Er stellte daraufhin ganz auf die Ziegenmilchproduktion um. Damals, Ende der 1990er-Jahre, galt er als Exot in seiner Gemeinde. Unvermittelt stand er ziemlich isoliert da. Weil Leiser ausserdem seine Milch an einen eher unzuverlässigen Händler verkaufte, wusste er oft nicht, wann genau das Milchgeld bezahlt wurde. «Es hat uns manche schlaflose Nacht gekostet. Aber bereut haben wir die Umstellung nie», sagt Leiser rückblickend.
Erst mit der Zeit wird die Arbeit weniger
Heute ist es etwas ruhiger. Die Milch verkauft er seit vier Jahren an Emmi. «Das Milchgeld kommt pünktlich, die Milch wird zuverlässig abgeholt.» Was er nicht an Emmi verkauft, verkäst seine Frau Nicole selbst – für den Eigenbedarf und auf Bestellung einer kleinen, aber treuen Stammkundschaft.
Neben dem Melkstand sind die Jungziegen und die Gitzi untergebracht. Die grosse Doppeltüre öffnet sich, Nicole Leiser schiebt einen grossen Milchtank in das Futtertenn. Links und rechts beobachten jugendliche Geissen neugierig das Gefährt mit dem stählernen Tank. Darin sind vierzig Liter Geissenmilch, die auf genau 42 Grad temperiert und für die kleinsten Geissen im Stall bestimmt ist, die hinten in vier Boxen einquartiert sind. Die Milch verabreicht Nicole Leiser in blauen Waschbecken. «Das muss reichen», sagt die für die Jungmannschaft verantwortliche Ehefrau von Frédy. Sie stellt zwei der Becken zu den Tieren in das Gatter und schüttet danach noch Milch nach. Die Tiere stehen im Kreis um das Becken, das Maul in der warmen Milch.
Produktion konstant zu halten ist schwierig
Plötzlich geht das Tor erneut auf. Valentin, der jüngere der beiden Söhne, bringt zuerst Maissilage für die älteren Jungziegen. Er verteilt das Futter gleichmässig in die Krippe, geht wieder hinaus, um kurz darauf ein Fuder Heu in die Tenne zu stossen. Die Arbeit verrichten alle wortlos.
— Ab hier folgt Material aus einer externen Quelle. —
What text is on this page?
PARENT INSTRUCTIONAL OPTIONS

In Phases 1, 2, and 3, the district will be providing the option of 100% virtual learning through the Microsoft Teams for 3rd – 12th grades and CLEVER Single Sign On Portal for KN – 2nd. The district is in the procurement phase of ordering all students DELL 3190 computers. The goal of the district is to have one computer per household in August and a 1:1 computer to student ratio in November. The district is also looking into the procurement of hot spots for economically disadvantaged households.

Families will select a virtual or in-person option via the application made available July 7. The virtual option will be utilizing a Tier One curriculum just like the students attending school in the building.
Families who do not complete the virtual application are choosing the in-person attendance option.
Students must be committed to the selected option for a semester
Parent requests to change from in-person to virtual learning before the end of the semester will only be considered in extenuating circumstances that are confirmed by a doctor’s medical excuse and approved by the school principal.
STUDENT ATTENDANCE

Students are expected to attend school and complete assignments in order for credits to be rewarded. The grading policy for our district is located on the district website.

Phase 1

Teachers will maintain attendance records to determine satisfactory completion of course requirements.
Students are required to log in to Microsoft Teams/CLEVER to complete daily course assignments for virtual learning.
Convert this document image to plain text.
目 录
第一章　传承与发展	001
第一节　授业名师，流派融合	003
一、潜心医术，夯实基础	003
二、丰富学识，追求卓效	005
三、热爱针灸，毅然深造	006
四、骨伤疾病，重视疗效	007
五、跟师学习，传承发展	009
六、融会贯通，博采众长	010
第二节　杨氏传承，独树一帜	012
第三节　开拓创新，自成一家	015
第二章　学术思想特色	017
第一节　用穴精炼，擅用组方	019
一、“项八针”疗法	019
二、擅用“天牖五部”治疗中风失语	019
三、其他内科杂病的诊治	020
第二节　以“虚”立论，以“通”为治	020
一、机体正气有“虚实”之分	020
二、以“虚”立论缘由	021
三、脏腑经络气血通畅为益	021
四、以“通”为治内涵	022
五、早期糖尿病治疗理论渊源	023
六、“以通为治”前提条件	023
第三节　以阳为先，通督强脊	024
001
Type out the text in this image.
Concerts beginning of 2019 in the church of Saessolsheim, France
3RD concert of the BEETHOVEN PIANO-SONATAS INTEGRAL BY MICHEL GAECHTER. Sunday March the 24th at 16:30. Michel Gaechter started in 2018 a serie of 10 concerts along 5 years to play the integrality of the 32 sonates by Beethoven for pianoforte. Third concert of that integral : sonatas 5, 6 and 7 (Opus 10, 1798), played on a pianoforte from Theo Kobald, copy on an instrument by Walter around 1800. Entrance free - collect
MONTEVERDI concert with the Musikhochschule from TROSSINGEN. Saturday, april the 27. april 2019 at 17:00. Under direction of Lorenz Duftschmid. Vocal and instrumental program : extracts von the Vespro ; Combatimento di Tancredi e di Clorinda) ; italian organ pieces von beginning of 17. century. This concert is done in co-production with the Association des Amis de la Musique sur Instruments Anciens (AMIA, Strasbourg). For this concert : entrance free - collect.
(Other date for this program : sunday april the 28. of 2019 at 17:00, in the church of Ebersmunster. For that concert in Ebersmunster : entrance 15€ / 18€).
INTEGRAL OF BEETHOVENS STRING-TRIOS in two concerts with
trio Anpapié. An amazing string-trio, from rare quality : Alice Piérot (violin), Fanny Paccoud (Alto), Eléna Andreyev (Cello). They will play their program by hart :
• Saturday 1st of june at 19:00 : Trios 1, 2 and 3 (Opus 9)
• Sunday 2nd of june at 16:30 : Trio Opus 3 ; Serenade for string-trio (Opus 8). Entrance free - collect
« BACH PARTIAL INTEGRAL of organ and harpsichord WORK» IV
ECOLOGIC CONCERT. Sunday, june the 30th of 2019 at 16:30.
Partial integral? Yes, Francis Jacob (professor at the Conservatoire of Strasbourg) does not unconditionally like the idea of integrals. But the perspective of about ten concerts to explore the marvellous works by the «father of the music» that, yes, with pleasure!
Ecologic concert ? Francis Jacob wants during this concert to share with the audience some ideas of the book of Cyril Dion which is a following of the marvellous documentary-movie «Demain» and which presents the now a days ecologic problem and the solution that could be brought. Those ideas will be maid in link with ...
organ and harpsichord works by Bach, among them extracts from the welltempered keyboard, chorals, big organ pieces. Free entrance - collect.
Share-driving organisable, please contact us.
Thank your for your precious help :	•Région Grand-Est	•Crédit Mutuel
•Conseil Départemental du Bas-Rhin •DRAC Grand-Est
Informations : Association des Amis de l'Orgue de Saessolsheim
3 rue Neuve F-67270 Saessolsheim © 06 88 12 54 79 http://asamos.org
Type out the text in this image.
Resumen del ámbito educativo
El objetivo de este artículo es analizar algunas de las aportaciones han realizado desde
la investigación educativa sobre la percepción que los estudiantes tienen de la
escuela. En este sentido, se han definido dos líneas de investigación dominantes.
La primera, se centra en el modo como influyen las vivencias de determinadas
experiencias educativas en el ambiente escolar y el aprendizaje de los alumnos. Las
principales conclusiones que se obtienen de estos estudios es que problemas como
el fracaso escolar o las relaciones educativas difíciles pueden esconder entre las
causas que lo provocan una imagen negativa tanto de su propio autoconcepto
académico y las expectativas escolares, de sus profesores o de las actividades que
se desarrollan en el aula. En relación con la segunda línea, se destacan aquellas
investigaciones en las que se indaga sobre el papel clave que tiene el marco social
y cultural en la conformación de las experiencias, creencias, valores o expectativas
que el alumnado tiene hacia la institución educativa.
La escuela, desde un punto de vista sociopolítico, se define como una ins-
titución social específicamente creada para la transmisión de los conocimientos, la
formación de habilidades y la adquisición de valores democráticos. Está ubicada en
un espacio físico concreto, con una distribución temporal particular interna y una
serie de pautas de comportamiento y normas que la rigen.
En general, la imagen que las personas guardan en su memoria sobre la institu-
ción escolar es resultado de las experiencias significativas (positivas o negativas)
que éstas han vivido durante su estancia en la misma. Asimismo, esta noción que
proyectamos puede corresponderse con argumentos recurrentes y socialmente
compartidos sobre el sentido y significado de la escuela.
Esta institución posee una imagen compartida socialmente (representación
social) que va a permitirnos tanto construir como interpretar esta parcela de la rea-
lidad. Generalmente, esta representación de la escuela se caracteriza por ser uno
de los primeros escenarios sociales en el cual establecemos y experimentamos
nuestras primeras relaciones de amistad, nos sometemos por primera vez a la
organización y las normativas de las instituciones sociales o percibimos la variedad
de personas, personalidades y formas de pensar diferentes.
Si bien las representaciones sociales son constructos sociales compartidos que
Jeder weiss, was zu tun ist. «Das macht es sehr einfach», sagt Frédy Leiser, der gerade den Melkstand verlässt und das Licht löscht. Eine Stunde hat es gedauert, um die Ziegen zu melken, zu füttern und alles wieder aufzuräumen.
Was so auf den ersten Blick nach einem gut eingespielten Team aussieht, beruht auf viel Erfahrung. Denn die Ziegenmilchproduktion hat ihre Tücken. «Für uns ist es schwierig, die Milchproduktion während des ganzen Jahres konstant halten zu können», sagt Leiser. Ziegen tragen während fünf Monaten ihre Jungtiere aus und werden in der Regel im Herbst belegt. Fünf Monate später folgt das Gitzi und die Milch. Entsprechend steigt die Milchmenge im Frühjahr und sinkt im Herbst. Dabei schwankt auch der Milchpreis zwischen 1 Franken im Sommer und 1,40 Franken im Winter.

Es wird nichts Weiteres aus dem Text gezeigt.